No lejos del Palau, ya en el corazón del Barri Gòtic y abierto desde 1897, se halla el mítico restaurante Els Quatre Gats, otra obra de Puig i Cadafalch. Antaño refugio de la bohemia por el que pasaron artistas como Pablo Picasso, Isidre Nonell o Ramon Casas, es hoy un reclamo turístico que nos habla desde su mise en place de la capacidad transformadora de la cultura y de la suculencia de la gastronomía catalana.

Cerca queda el barrio del Born, con su literaria iglesia de Santa Maria del Mar como referente. Esta obra maestra del gótico se levantó en solo 50 años –algo insólito en la época– gracias a la ayuda de los vecinos. La epopeya de su construcción ha hecho correr ríos de tinta, pues competía con la catedral, noble, monárquica, arraigada al alto clero, y tenía que ser refugio de los habitantes de la Ribera. Al otro lado del barrio se abre el Centro de Cultura y Memoria del Born, que bajo la estructura de hierro del antiguo mercado del Born (de 1876) conserva vestigios de la ciudad sitiada y arrasada por Felipe V entre 1713 y 1714, y cuyo trágico final se conmemora cada 11 de septiembre. La Exposición Universal de 1888 surgió como superación moral y arquitectónica de aquella derrota con pabellones modernistas y un magnífico Arco de Triunfo.
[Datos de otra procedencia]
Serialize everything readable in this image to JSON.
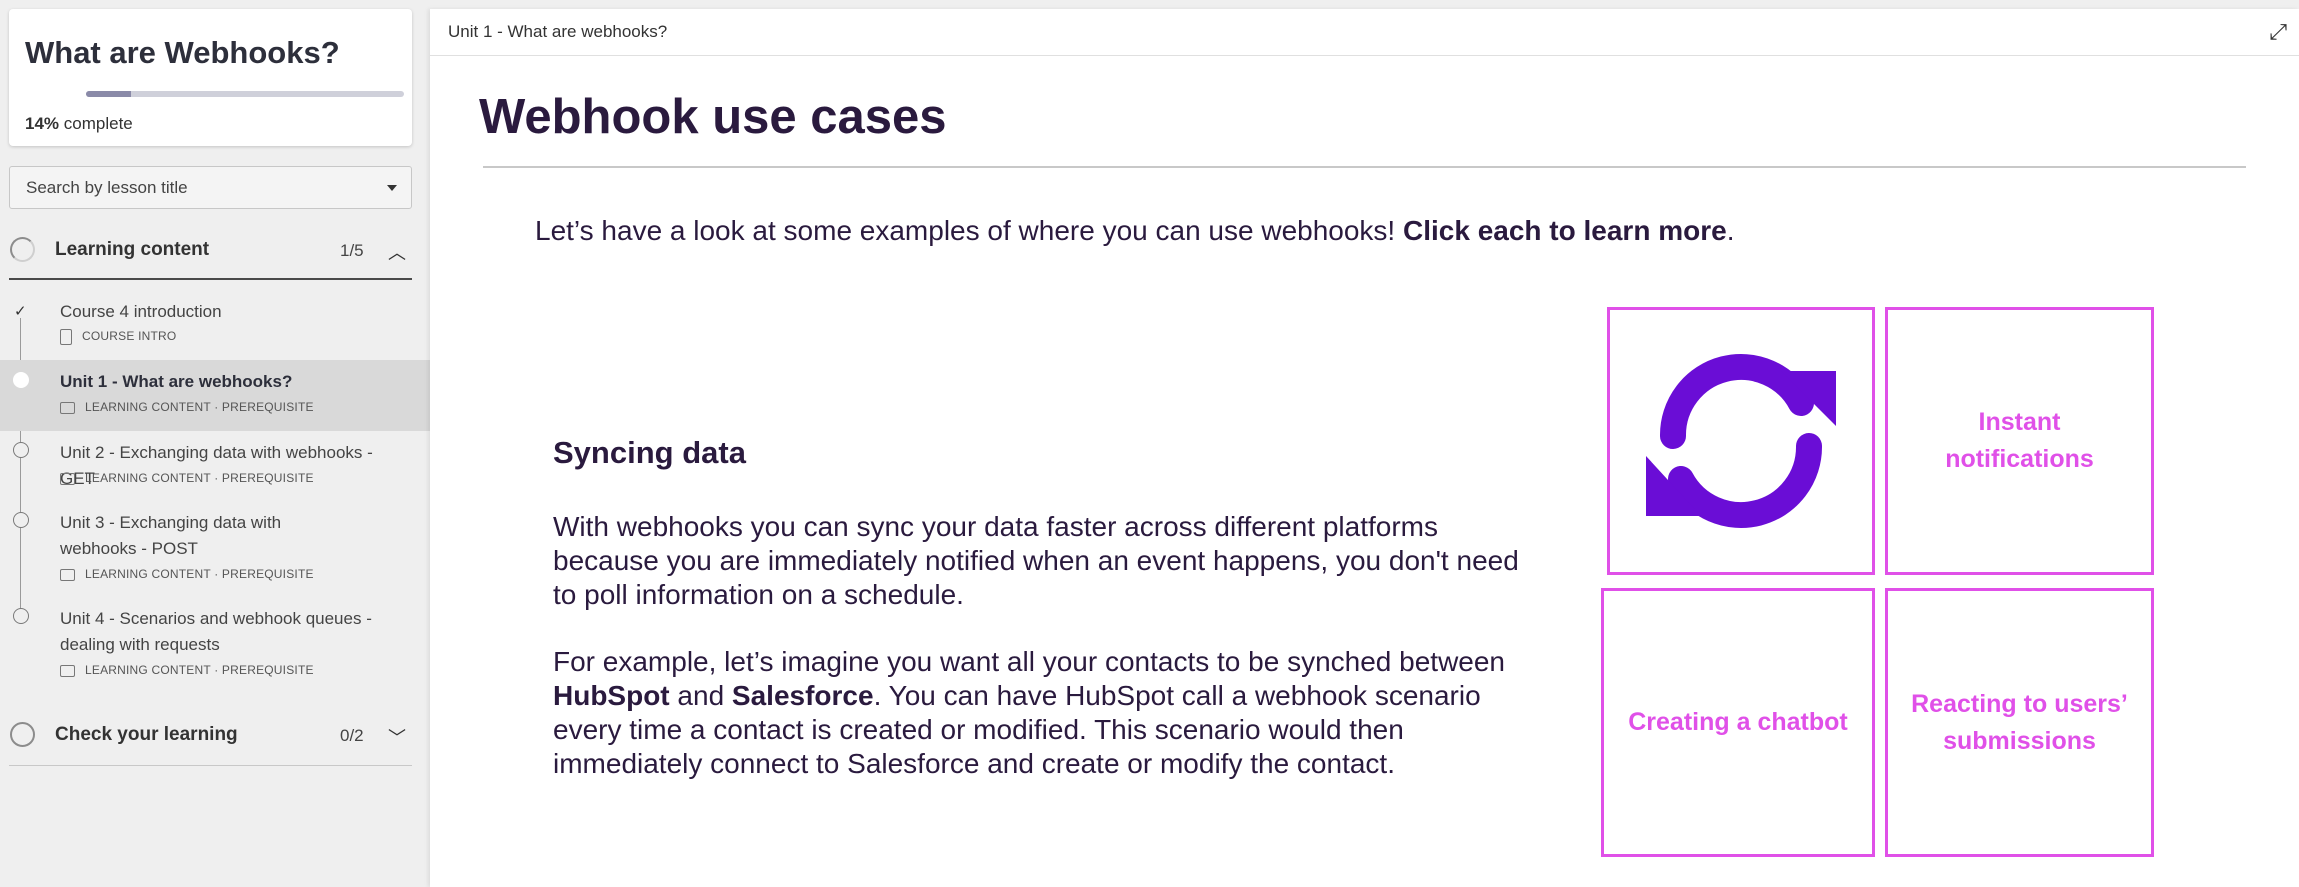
{
  "sidebar": {
    "course_title": "What are Webhooks?",
    "progress_percent": "14%",
    "progress_label": "complete",
    "progress_fraction": 0.14,
    "search_placeholder": "Search by lesson title",
    "sections": [
      {
        "label": "Learning content",
        "count": "1/5",
        "expanded": true
      },
      {
        "label": "Check your learning",
        "count": "0/2",
        "expanded": false
      }
    ],
    "lessons": [
      {
        "title": "Course 4 introduction",
        "meta": "COURSE INTRO",
        "status": "completed"
      },
      {
        "title": "Unit 1 - What are webhooks?",
        "meta": "LEARNING CONTENT · PREREQUISITE",
        "status": "current"
      },
      {
        "title": "Unit 2 - Exchanging data with webhooks - GET",
        "meta": "LEARNING CONTENT · PREREQUISITE",
        "status": "not-started"
      },
      {
        "title": "Unit 3 - Exchanging data with webhooks - POST",
        "meta": "LEARNING CONTENT · PREREQUISITE",
        "status": "not-started"
      },
      {
        "title": "Unit 4 - Scenarios and webhook queues - dealing with requests",
        "meta": "LEARNING CONTENT · PREREQUISITE",
        "status": "not-started"
      }
    ]
  },
  "main": {
    "breadcrumb": "Unit 1 - What are webhooks?",
    "heading": "Webhook use cases",
    "intro_text": "Let’s have a look at some examples of where you can use webhooks! ",
    "intro_bold": "Click each to learn more",
    "intro_end": ".",
    "panel": {
      "title": "Syncing data",
      "para1": "With webhooks you can sync your data faster across different platforms because you are immediately notified when an event happens, you don't need to poll information on a schedule.",
      "para2_a": "For example, let’s imagine you want all your contacts to be synched between ",
      "para2_b1": "HubSpot",
      "para2_c": " and ",
      "para2_b2": "Salesforce",
      "para2_d": ". You can have HubSpot call a webhook scenario every time a contact is created or modified. This scenario would then immediately connect to Salesforce and create or modify the contact."
    },
    "tiles": [
      {
        "label": "",
        "icon": "sync-icon"
      },
      {
        "label": "Instant notifications"
      },
      {
        "label": "Creating a chatbot"
      },
      {
        "label": "Reacting to users’ submissions"
      }
    ]
  },
  "colors": {
    "accent": "#e050e8",
    "sync_icon": "#6a0dd6",
    "text": "#2a1a3e"
  }
}
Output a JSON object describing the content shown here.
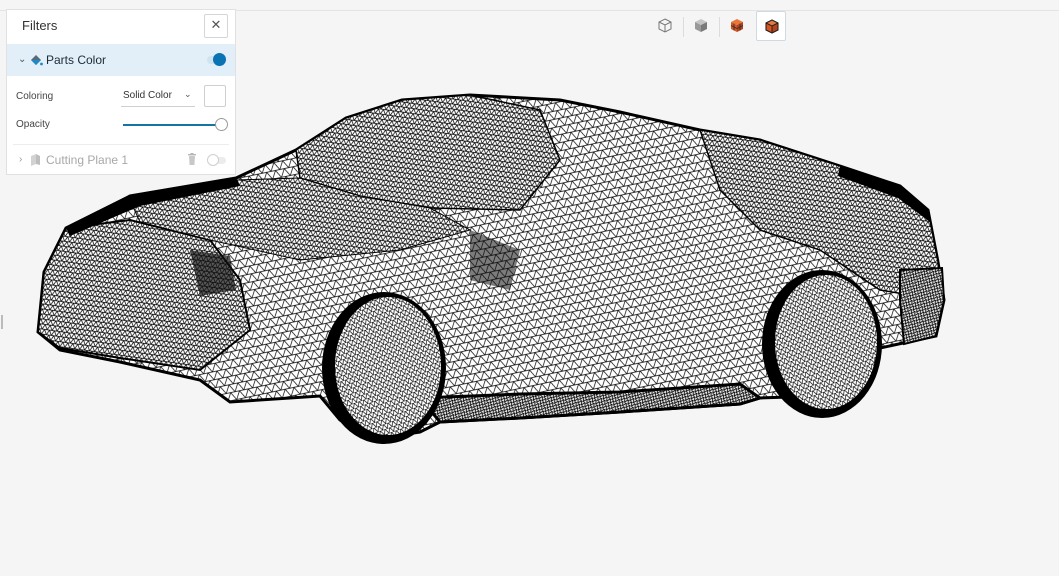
{
  "filters_panel": {
    "title": "Filters",
    "close_glyph": "✕",
    "items": [
      {
        "label": "Parts Color",
        "expanded": true,
        "enabled": true,
        "icon": "paint-bucket-icon",
        "fields": {
          "coloring_label": "Coloring",
          "coloring_value": "Solid Color",
          "swatch_color": "#ffffff",
          "opacity_label": "Opacity",
          "opacity_value": 1.0
        }
      },
      {
        "label": "Cutting Plane 1",
        "expanded": false,
        "enabled": false,
        "icon": "cutting-plane-icon"
      }
    ]
  },
  "toolbar": {
    "buttons": [
      {
        "name": "surfaces-view",
        "icon": "cube-outline-icon",
        "selected": false
      },
      {
        "name": "surfaces-with-edges-view",
        "icon": "cube-shaded-icon",
        "selected": false
      },
      {
        "name": "mesh-view",
        "icon": "cube-mesh-orange-icon",
        "selected": false
      },
      {
        "name": "mesh-detail-view",
        "icon": "cube-mesh-highlight-icon",
        "selected": true
      }
    ]
  },
  "viewport": {
    "model": "car-mesh-wireframe",
    "mesh_color": "#000000",
    "background": "#f5f5f5"
  },
  "colors": {
    "accent": "#0b73b2",
    "active_row": "#e2eff8",
    "orange_icon": "#d9541e"
  }
}
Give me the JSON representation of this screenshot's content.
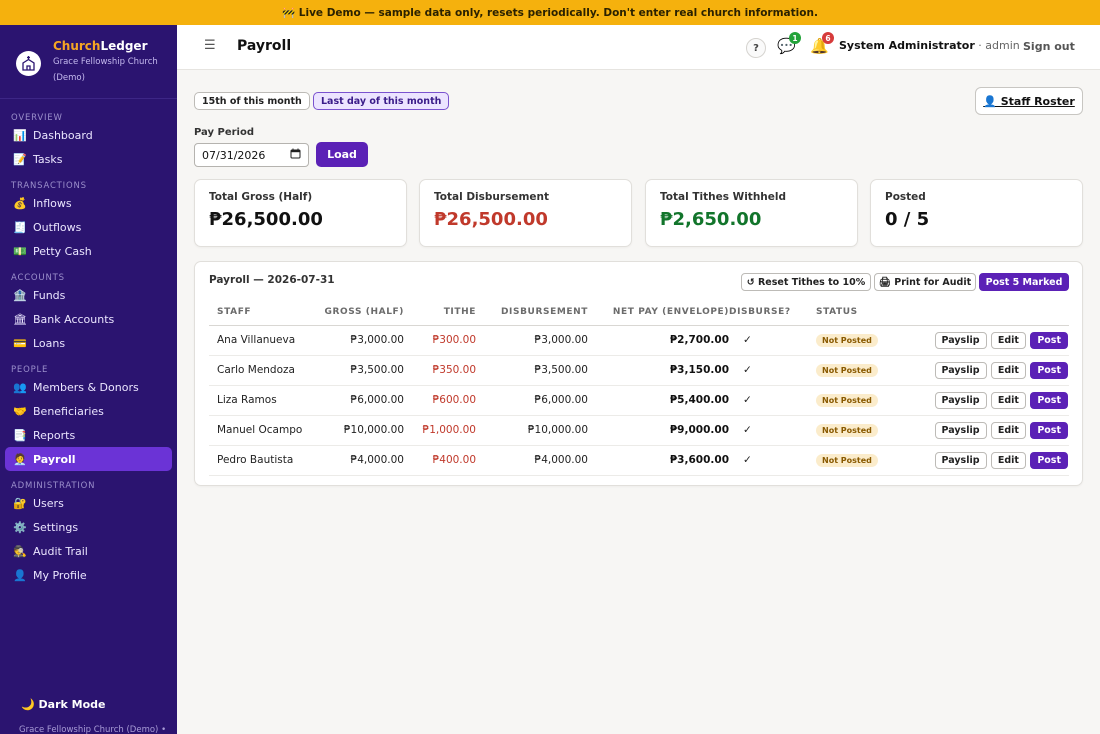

Para una correcta inmersión en la degradación de sombras del Barrio Gótico conviene saber que estamos en el perímetro más antiguo, donde hace más de dos mil años floreció la romana Barcino con su cardus reconocible en la actual calle de la Llibreteria, su decumanus en la calle de la Ciutat y su foro en la plaza de Sant Jaume. A los habitantes de aquella remota Barcelona se les llamaba layetanos, de ahí el nombre de la Via Laietana, que baja hasta el Paseo Marítimo y el Moll de la Fusta. El subsuelo del Museu d’Història de Barcelona en la Plaça del Rei (bajo el Palau Reial Major) conserva vestigios que explican la evolución de la ciudad. Su visita transcurre del siglo I a.C. a la Barchinona visigótica del VII y, claro está, a la urbe medieval del XIII.
Brujulear el barrio Gótico equivale a rastrear la esencia de Barcelona. Alrededor de la catedral se suceden callejuelas del antiguo barrio judío, el Call, un entramado de calles estrechas propicias para el comercio y para los oficios. También hay plazas escondidas, algunas fascinantes como la de San Felip Neri, sin duda una de las más hermosas, en la que el silencio cambia de tonalidad y se acerca a la pureza.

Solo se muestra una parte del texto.